Il se retourna. Elle était allongée sur le lit, elle avait enlevé ses chaussures. Non, elle ne repartait pas tout de suite, elle allait encore passer une soirée, une nuit avec «son amour, son cher amour » comme elle l’appelait, et elle lui dirait tout le matin, avant de repartir. Elle était loyale certes, mais il y a des choses dont on ne se prive pas. Il sentit la colère l’envahir, se détacha de la fenêtre, s’assit au bord du lit. Elle était belle ainsi, fatiguée et distraite, comme dédaigneuse. Et il l’aimait.
— Tu m’as appelé ?
Elle le regarda, surprise, tendit la main vers lui. Il l’attrapa au vol, la serra :
— Tu m’offres une dernière nuit ?
Elle se redressa légèrement. Il poursuivit :
— Et demain, tu m’expliques que c’est trop dur pour François, toutes tes habitudes, etc. Et tu pars. C’est ça ?

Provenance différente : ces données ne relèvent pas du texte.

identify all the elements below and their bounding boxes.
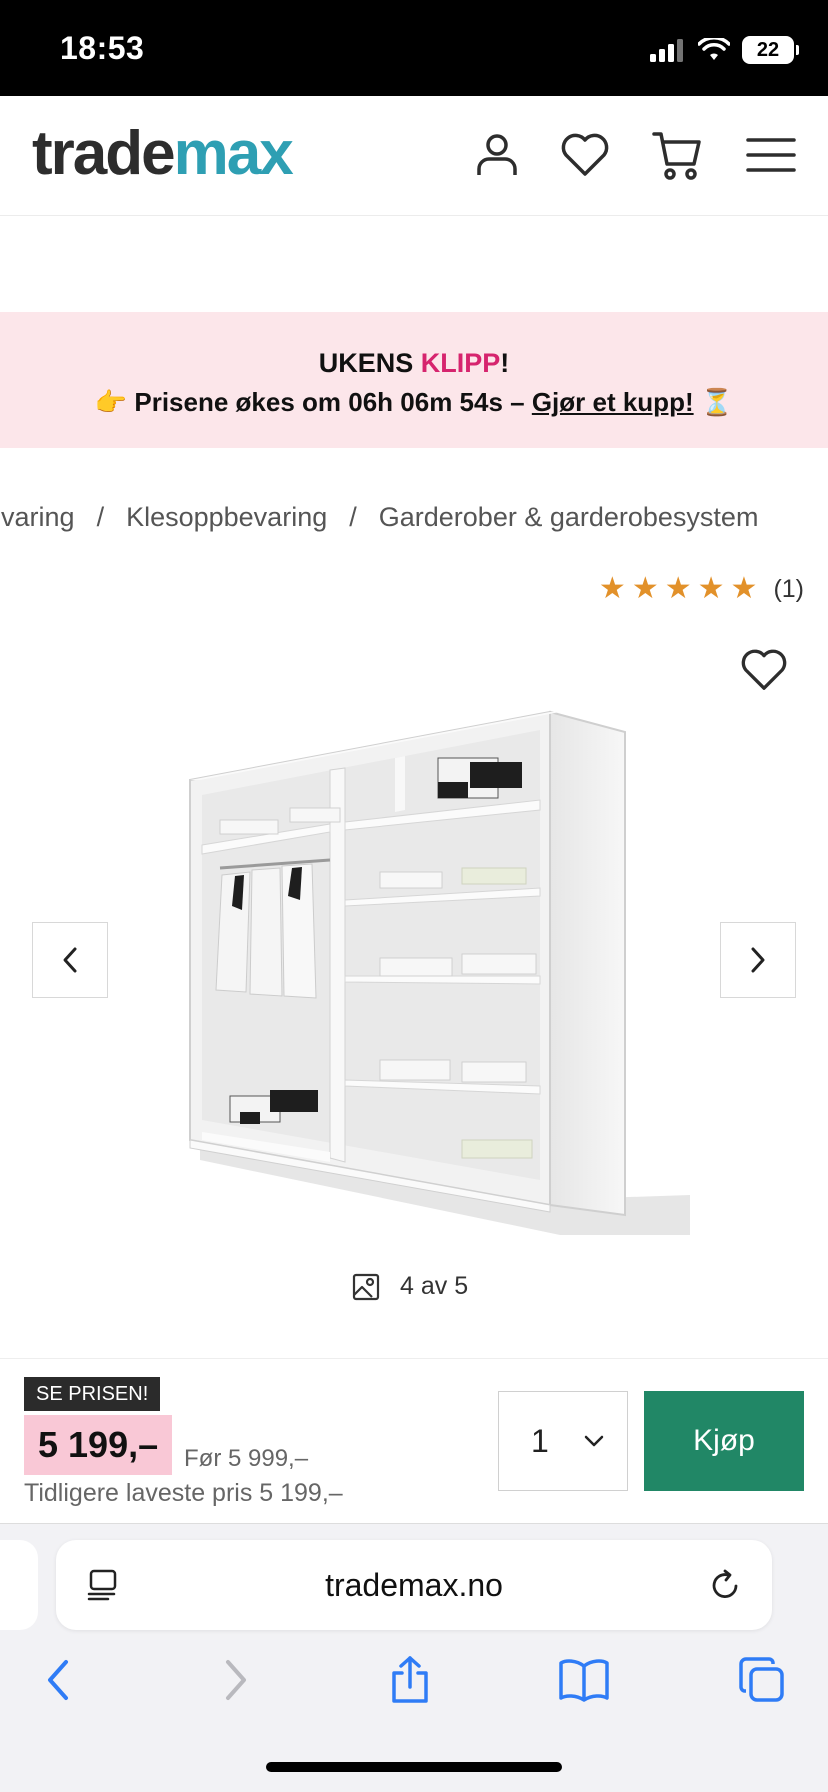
- heart-icon[interactable]: [556, 126, 614, 184]
- promo-deal-link[interactable]: Gjør et kupp!: [532, 387, 694, 417]
- star-icon: ★: [631, 572, 659, 605]
- cart-icon[interactable]: [648, 126, 706, 184]
- gallery-counter[interactable]: 4 av 5: [352, 1272, 468, 1301]
- price-badge: SE PRISEN!: [24, 1377, 161, 1411]
- account-icon[interactable]: [468, 126, 526, 184]
- breadcrumb-separator: /: [349, 502, 357, 532]
- breadcrumb-separator: /: [96, 502, 105, 532]
- chevron-right-icon: [751, 947, 765, 973]
- star-icon: ★: [730, 572, 758, 605]
- battery-icon: 22: [742, 36, 799, 64]
- site-header: trademax: [0, 96, 828, 216]
- product-rating[interactable]: ★ ★ ★ ★ ★ (1): [599, 574, 804, 604]
- tabs-icon[interactable]: [730, 1648, 794, 1712]
- signal-icon: [650, 39, 683, 62]
- address-bar[interactable]: trademax.no: [56, 1540, 772, 1630]
- previous-tab-edge[interactable]: [0, 1540, 38, 1630]
- browser-toolbar: trademax.no: [0, 1524, 828, 1792]
- breadcrumb-item[interactable]: Klesoppbevaring: [126, 502, 327, 533]
- product-image-wardrobe[interactable]: [180, 700, 700, 1240]
- home-indicator[interactable]: [266, 1762, 562, 1772]
- bookmarks-icon[interactable]: [552, 1648, 616, 1712]
- share-icon[interactable]: [378, 1648, 442, 1712]
- promo-title-suffix: !: [500, 348, 510, 378]
- status-time: 18:53: [60, 30, 145, 66]
- pointer-emoji-icon: 👉: [94, 387, 128, 417]
- reload-icon[interactable]: [702, 1562, 748, 1608]
- current-price: 5 199,–: [24, 1415, 173, 1475]
- promo-title-prefix: UKENS: [318, 348, 421, 378]
- promo-countdown: 👉 Prisene økes om 06h 06m 54s – Gjør et …: [0, 387, 828, 418]
- gallery-counter-text: 4 av 5: [400, 1272, 469, 1300]
- breadcrumb-item[interactable]: evaring: [0, 502, 75, 533]
- add-to-wishlist-button[interactable]: [734, 640, 794, 700]
- promo-title-highlight: KLIPP: [420, 348, 501, 378]
- status-bar: 18:53 22: [0, 0, 828, 96]
- back-icon[interactable]: [26, 1648, 90, 1712]
- image-icon: [352, 1273, 380, 1300]
- trademax-logo[interactable]: trademax: [32, 118, 294, 189]
- logo-part-trade: trade: [32, 119, 176, 188]
- gallery-prev-button[interactable]: [32, 922, 108, 998]
- menu-icon[interactable]: [742, 126, 800, 184]
- wifi-icon: [698, 38, 730, 60]
- lowest-price-note: Tidligere laveste pris 5 199,–: [24, 1479, 343, 1507]
- hourglass-emoji-icon: ⏳: [700, 387, 734, 417]
- heart-outline-icon: [741, 649, 787, 690]
- buy-button[interactable]: Kjøp: [644, 1391, 804, 1491]
- quantity-value: 1: [531, 1422, 549, 1459]
- promo-title: UKENS KLIPP!: [0, 348, 828, 379]
- star-icon: ★: [697, 572, 725, 605]
- rating-count: (1): [773, 574, 804, 603]
- promo-banner: UKENS KLIPP! 👉 Prisene økes om 06h 06m 5…: [0, 312, 828, 448]
- status-icons: 22: [650, 34, 799, 66]
- reader-mode-icon[interactable]: [80, 1562, 126, 1608]
- old-price: Før 5 999,–: [184, 1445, 309, 1472]
- gallery-next-button[interactable]: [720, 922, 796, 998]
- promo-countdown-text: Prisene økes om 06h 06m 54s –: [134, 387, 532, 417]
- address-bar-url: trademax.no: [325, 1567, 503, 1603]
- breadcrumb-item[interactable]: Garderober & garderobesystem: [379, 502, 759, 533]
- star-icon: ★: [598, 572, 626, 605]
- purchase-bar: SE PRISEN! 5 199,– Før 5 999,– Tidligere…: [0, 1358, 828, 1524]
- chevron-down-icon: [584, 1435, 604, 1447]
- chevron-left-icon: [63, 947, 77, 973]
- quantity-select[interactable]: 1: [498, 1391, 628, 1491]
- forward-icon[interactable]: [204, 1648, 268, 1712]
- star-icon: ★: [664, 572, 692, 605]
- breadcrumb: evaring / Klesoppbevaring / Garderober &…: [0, 502, 758, 533]
- logo-part-max: max: [173, 119, 294, 188]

Il espérait, dans sa colère, la voir se décomposer, sous le choc de la vérité, sous la surprise de son intuition, à lui. Mais elle se bornait à le fixer, les yeux agrandis, et subitement ces yeux 1 se remplirent de larmes, sans que son visage bouge, et il sut qu’il s’était trompé. Il se laissa tomber à côté d’elle, envahi de soulagement et de honte, il enfouit sa tête dans son épaule. Il ne pouvait plus parler. C’est elle qui murmura :
— Mon Dieu, Gilles, que tu es égoïste...
— J’ai eu si peur, dit-il. Trois jours. Et puis maintenant... Tu ne me quitteras jamais ?
Il y eut un petit silence. Puis la voix habituelle de Nathalie, enfin revenue, une voix mi-tendre mi-railleuse :
— Non, dit-elle. A moins que tu n’en aies envie.

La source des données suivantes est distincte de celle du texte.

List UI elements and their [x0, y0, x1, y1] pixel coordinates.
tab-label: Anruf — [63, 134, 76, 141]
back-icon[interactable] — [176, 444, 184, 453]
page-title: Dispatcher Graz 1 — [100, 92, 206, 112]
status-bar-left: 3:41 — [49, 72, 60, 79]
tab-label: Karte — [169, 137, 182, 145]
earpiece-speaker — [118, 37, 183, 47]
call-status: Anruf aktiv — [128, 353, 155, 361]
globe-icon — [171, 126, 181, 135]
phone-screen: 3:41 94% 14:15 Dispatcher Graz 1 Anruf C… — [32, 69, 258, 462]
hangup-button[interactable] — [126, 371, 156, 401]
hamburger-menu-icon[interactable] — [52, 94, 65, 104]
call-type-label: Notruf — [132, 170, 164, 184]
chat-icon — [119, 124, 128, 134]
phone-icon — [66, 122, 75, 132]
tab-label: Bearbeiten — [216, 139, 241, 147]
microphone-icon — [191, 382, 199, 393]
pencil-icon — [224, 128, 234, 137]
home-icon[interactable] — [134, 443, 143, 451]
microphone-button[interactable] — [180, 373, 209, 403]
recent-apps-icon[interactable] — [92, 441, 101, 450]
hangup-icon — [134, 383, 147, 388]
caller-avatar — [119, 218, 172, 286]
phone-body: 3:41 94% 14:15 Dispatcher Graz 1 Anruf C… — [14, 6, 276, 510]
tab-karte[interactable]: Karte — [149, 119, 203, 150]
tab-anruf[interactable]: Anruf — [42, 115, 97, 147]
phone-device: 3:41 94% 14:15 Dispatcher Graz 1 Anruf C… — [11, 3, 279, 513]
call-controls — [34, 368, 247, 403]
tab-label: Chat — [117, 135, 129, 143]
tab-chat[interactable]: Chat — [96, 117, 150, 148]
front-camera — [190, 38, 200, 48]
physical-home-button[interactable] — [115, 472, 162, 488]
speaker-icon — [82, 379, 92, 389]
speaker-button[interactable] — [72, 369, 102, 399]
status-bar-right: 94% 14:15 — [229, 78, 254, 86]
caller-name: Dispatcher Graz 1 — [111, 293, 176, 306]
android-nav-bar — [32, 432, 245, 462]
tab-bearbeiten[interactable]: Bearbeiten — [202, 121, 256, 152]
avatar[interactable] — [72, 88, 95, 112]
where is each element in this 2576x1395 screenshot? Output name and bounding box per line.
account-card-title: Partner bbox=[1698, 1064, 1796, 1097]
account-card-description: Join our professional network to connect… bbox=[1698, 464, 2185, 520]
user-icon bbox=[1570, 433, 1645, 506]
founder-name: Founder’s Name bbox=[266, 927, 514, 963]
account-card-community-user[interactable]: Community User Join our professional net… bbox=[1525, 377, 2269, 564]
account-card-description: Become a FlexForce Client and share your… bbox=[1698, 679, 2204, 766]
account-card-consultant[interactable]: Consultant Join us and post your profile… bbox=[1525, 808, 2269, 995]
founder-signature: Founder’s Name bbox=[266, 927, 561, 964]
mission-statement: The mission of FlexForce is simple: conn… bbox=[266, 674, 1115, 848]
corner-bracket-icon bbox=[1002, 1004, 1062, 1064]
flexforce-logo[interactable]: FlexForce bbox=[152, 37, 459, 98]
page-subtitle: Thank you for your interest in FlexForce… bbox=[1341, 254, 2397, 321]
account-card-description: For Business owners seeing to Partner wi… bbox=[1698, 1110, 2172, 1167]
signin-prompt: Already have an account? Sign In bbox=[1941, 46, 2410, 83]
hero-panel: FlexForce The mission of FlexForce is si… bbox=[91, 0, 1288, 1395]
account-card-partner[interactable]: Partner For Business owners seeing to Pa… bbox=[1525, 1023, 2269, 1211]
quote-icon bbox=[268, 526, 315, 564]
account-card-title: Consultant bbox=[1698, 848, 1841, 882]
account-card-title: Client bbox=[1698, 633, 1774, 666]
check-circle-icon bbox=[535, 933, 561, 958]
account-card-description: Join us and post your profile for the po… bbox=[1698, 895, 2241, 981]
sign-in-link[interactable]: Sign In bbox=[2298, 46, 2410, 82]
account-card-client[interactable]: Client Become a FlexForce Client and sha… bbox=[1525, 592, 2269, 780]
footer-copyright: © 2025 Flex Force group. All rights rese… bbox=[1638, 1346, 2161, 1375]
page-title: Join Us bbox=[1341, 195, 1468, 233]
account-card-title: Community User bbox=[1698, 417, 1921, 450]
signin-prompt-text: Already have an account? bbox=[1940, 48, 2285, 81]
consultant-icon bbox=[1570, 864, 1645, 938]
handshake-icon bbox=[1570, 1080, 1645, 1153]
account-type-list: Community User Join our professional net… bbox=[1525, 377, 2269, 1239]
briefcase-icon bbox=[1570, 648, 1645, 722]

— Je ne le supporterais pas, dit-il. Je viens de m’en apercevoir.
Il ne bougeait pas. Il respirait son parfum à nouveau, ce parfum si associé dans son esprit à la campagne, à l’herbe fraîche et à la chambre vide sous les toits. Il lui semblait étrange, presque sacrilège de le respirer ici, dans cette chambre citadine où étaient passées tant de femmes, où Éloïse avait vécu. Vue ainsi, dans ce parfum, et coupée en deux par l’épaule de Nathalie, la chambre ne paraissait plus la même. Il y était étranger et cette femme effrayée aussi. Ils auraient pu aussi bien être dans un hôtel, comme des amants malheureux à la Piaf. Or, ils étaient réunis et chez eux. D’où lui venait ce désarroi ? Quelque chose lui serrait la gorge, quelque chose qui n’était plus la panique comme les autres jours, ni la colère ni le chagrin, quelque chose de bien plus profond, d’inconnu, comme un immense pressentiment.
Il se raccrocha à elle, murmura des mots tendres, gémit un peu. La main de Nathalie reposait sur sa nuque, elle respirait doucement et il se rendit compte qu’elle dormait. Il se leva, alla ouvrir la bouteille de Champagne dans le réfrigérateur, en versa un grand verre, revint au pied du lit. Le visage de Nathalie était confiant, fatigué, doux. Il tendit son verre brusquement au-dessus d’elle, se jura de ne jamais lui faire de mal et avala une immense gorgée de Champagne frais. Cela lui rappela immédiatement le demi de bière chaude qu’il avait bu ainsi d’un trait dans ce café, avec Jean, quand il avait admis qu’il aimait cette femme. C’était un mois, dix ans plus tôt. A présent, elle était chez lui, à lui, il avait gagné. Et il ne put s’empêcher de sourire. A son propre aveuglement, à son propre entêtement, à son propre sens des responsabilités, à ses folies, à ses victoires.